Des journées sans fin sous le soleil de minuit aux longues nuits polaires, le rapport entre la lumière et les populations du Grand Nord est unique. Ce phénomène, dicté par l’inclinaison de la Terre, influence non seulement les paysages, mais aussi le bien-être des habitants.
Dans certaines régions du monde, l’été se prolonge en une succession de jours ensoleillés. La Norvège, en particulier, connaît une lumière continue du milieu du mois d’avril jusqu’en août, ce qui lui a valu le surnom de « Pays du soleil de minuit ». Plus au nord, sur l’archipel du Svalbard, ce phénomène est particulièrement marqué. Reykjavík, en Islande, bénéficie quant à elle de près de 24 heures de lumière en été, avec seulement quelques heures de crépuscule. Le nord de la Suède, notamment la ville de Kiruna, et la Laponie finlandaise, offrent également des journées ensoleillées de 24 heures pendant plus de deux mois. Aux États-Unis, Fairbanks, en Alaska, connaît un mois complet de soleil de minuit pendant le solstice d’été.
Ces particularités sont dues à la proximité de ces lieux avec le cercle polaire arctique, où l’inclinaison de la Terre crée ces longues périodes de clarté. Mais l’absence de soleil a aussi son revers : la nuit polaire. Ce phénomène se produit dans les régions situées au-dessus du cercle arctique et au-dessous du cercle antarctique, où le soleil reste sous l’horizon pendant des périodes prolongées, allant de quelques jours à plusieurs mois.
La Norvège, la Finlande et certaines parties de l’Alaska connaissent ainsi des périodes importantes sans soleil direct, notamment pendant les mois d’hiver. À Tromsø, en Norvège, la nuit polaire s’étend de fin novembre à mi-janvier, durant laquelle le soleil ne se lève pas. Plus à l’est, Rovaniemi, en Laponie finlandaise, connaît plus de 51 jours sans soleil en hiver. Et à Utqiagvik, en Alaska (anciennement Barrow), la ville la plus au nord de l’État, l’obscurité règne pendant environ 67 jours durant les mois d’hiver.
Si aucun pays n’est totalement privé de soleil toute l’année, ces régions spécifiques connaissent des adaptations environnementales et culturelles uniques face à ces cycles extrêmes de lumière et d’obscurité. L’impact de ces variations sur le moral des populations est notable. Il y a quelques années, une habitante de Suède confiait dans un bar d’hôtel : « La période sombre rend mes compatriotes déprimés. »
Le manque de lumière peut effectivement favoriser la tristesse et la déprime. Les rayons du soleil sont perçus comme une source d’espoir et de bien-être. C’est pourquoi, avec l’arrivée de l’hiver et de l’obscurité, de nombreux habitants de ces régions cherchent à retrouver la lumière en voyageant vers des destinations ensoleillées, comme l’Espagne, les îles grecques, les plages de la Méditerranée, Israël ou la Floride. Ces lieux attirent par leurs plages, leurs expériences culturelles et leurs opportunités de vacances.
Quoi qu’il en soit, il est important de se souvenir que les rayons du soleil sont toujours présents, même lorsqu’ils sont cachés.
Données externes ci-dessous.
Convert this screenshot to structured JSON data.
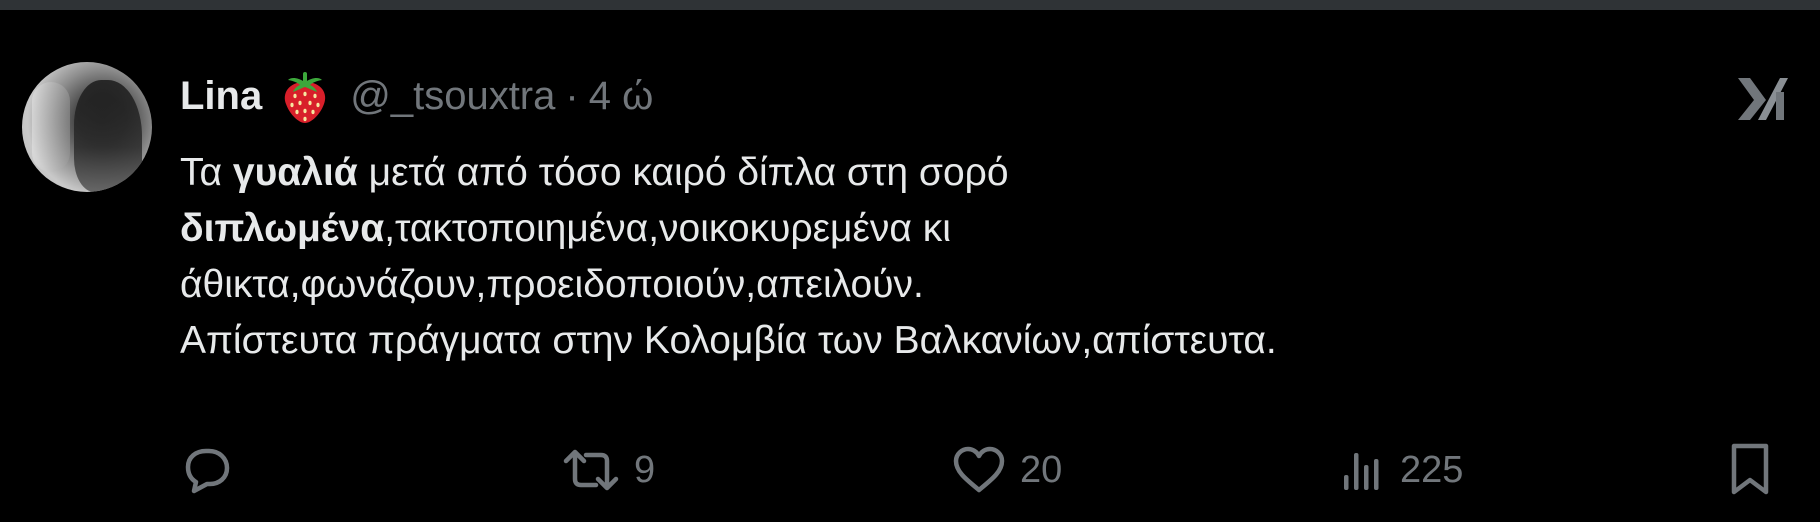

Ils continuent d’éclairer la création et d’apporter lumière et espoir.
Scientifiquement, le Soleil s’est formé il y a environ 4,6 milliards d’années, suite à l’effondrement gravitationnel de la matière au sein d’un vaste nuage moléculaire. Selon le récit biblique de la Genèse (1:16-19), le soleil, la lune et les étoiles ont été créés le quatrième jour, pour éclairer la Terre et régir le jour et la nuit. Ce jour de création, impliquant la lumière créatrice, est souvent désigné comme la « plus grande lumière ».